If you think your personal information was exposed during the massive Equifax data breach, you should be looking for ways to protect yourself from identity theft.

One step is to place a fraud alert on your credit reports. It’s not quite as strong a step as freezing your credit, but it’s a bolder line of defense than doing nothing.

Placing a fraud alert allows you to protect against crooks opening accounts or credit cards in your name. When a fraud alert is in place, creditors will contact you to confirm your identity before issuing new credit.

What is a fraud alert?

Under the Fair and Accurate Credit Transactions Act, people in the United States have the right to place fraud alerts on their credit reports if they think they have been victims of identity theft. You can start by placing a 90-day initial alert and decide whether to renew before the end of this period.

Under the Fair and Accurate Credit Transactions Act, consumers have the right to place fraud alerts on their credit reports if they think they have been victims of identity theft — or may become one. You can start by placing a 90-day initial alert and decide whether to renew before the end of this period.

How much is a fraud alert?

Fraud alerts are free.

How does a fraud alert protect you?

A fraud alert is not a bullet-proof guarantee that no credit will be issued in your name. The alert is triggered by creditors who actually review your credit report before giving an answer to a credit application, but this is not always the case.

For some kinds of accounts, including bank accounts, utilities and internet services, a review of the credit report is not usually necessary. This is why monitoring your credit report for changes is still necessary even after you have a fraud alert placed.

How do you add an initial fraud alert to your credit report?

Start by contacting one of the three main credit reporting agencies in the United States: Equifax, Experian and TransUnion. You can decide to add a fraud alert with just one credit agency, but it is generally advisable to file for an alert with all three of them.

You can place the alert by calling a dedicated number or by visiting the Alerts page on the website of the credit agency of your choosing. You must provide proof of your identity.

In the event you decide to remove a fraud alert, you’ll need to send a written request and include your personal details along with copies of your driver’s license and utility bills to confirm your current address.

How do you add an extended alert to your credit report?

A fraud alert for a period of seven years can be placed on your credit report if you have been a target of identity theft. To place it, you need to submit all the information required for an initial fraud alert, along with a copy of a police report that confirms that you have been a victim of identity theft.

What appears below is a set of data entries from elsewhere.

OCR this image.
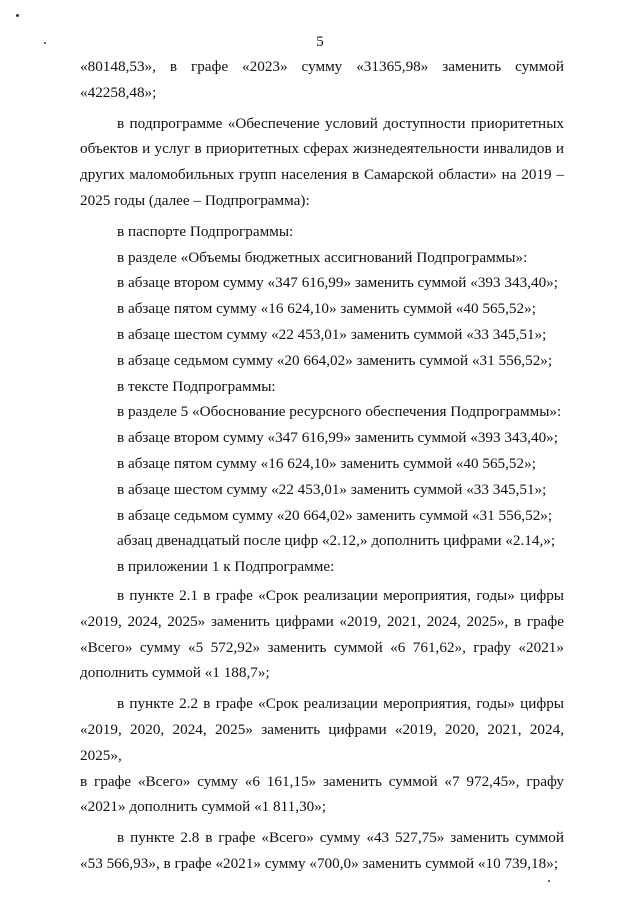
5
«80148,53», в графе «2023» сумму «31365,98» заменить суммой
«42258,48»;
в подпрограмме «Обеспечение условий доступности приоритетных
объектов и услуг в приоритетных сферах жизнедеятельности инвалидов и
других маломобильных групп населения в Самарской области» на 2019 –
2025 годы (далее – Подпрограмма):
в паспорте Подпрограммы:
в разделе «Объемы бюджетных ассигнований Подпрограммы»:
в абзаце втором сумму «347 616,99» заменить суммой «393 343,40»;
в абзаце пятом сумму «16 624,10» заменить суммой «40 565,52»;
в абзаце шестом сумму «22 453,01» заменить суммой «33 345,51»;
в абзаце седьмом сумму «20 664,02» заменить суммой «31 556,52»;
в тексте Подпрограммы:
в разделе 5 «Обоснование ресурсного обеспечения Подпрограммы»:
в абзаце втором сумму «347 616,99» заменить суммой «393 343,40»;
в абзаце пятом сумму «16 624,10» заменить суммой «40 565,52»;
в абзаце шестом сумму «22 453,01» заменить суммой «33 345,51»;
в абзаце седьмом сумму «20 664,02» заменить суммой «31 556,52»;
абзац двенадцатый после цифр «2.12,» дополнить цифрами «2.14,»;
в приложении 1 к Подпрограмме:
в пункте 2.1 в графе «Срок реализации мероприятия, годы» цифры
«2019, 2024, 2025» заменить цифрами «2019, 2021, 2024, 2025», в графе
«Всего» сумму «5 572,92» заменить суммой «6 761,62», графу «2021»
дополнить суммой «1 188,7»;
в пункте 2.2 в графе «Срок реализации мероприятия, годы» цифры
«2019, 2020, 2024, 2025» заменить цифрами «2019, 2020, 2021, 2024, 2025»,
в графе «Всего» сумму «6 161,15» заменить суммой «7 972,45», графу
«2021» дополнить суммой «1 811,30»;
в пункте 2.8 в графе «Всего» сумму «43 527,75» заменить суммой
«53 566,93», в графе «2021» сумму «700,0» заменить суммой «10 739,18»;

Placing an extended fraud alert on your credit report means that you will not be considered for any pre-approved credit offers for a period of five years, and all creditors will contact you via telephone before approving you for credit.

How does a fraud alert differ from a credit freeze?

While creditors can still see your report under a fraud alert, they generally are forbidden from getting access to it under a freeze. This may make it more difficult for crooks to open an account in your name — but it also makes it difficult for you to open a new account.

Some states may charge you a fee to freeze your credit — and one to remove the freeze should you want to buy a car or apply for a mortgage. Those fees can add up if you place a freeze with all three bureaus.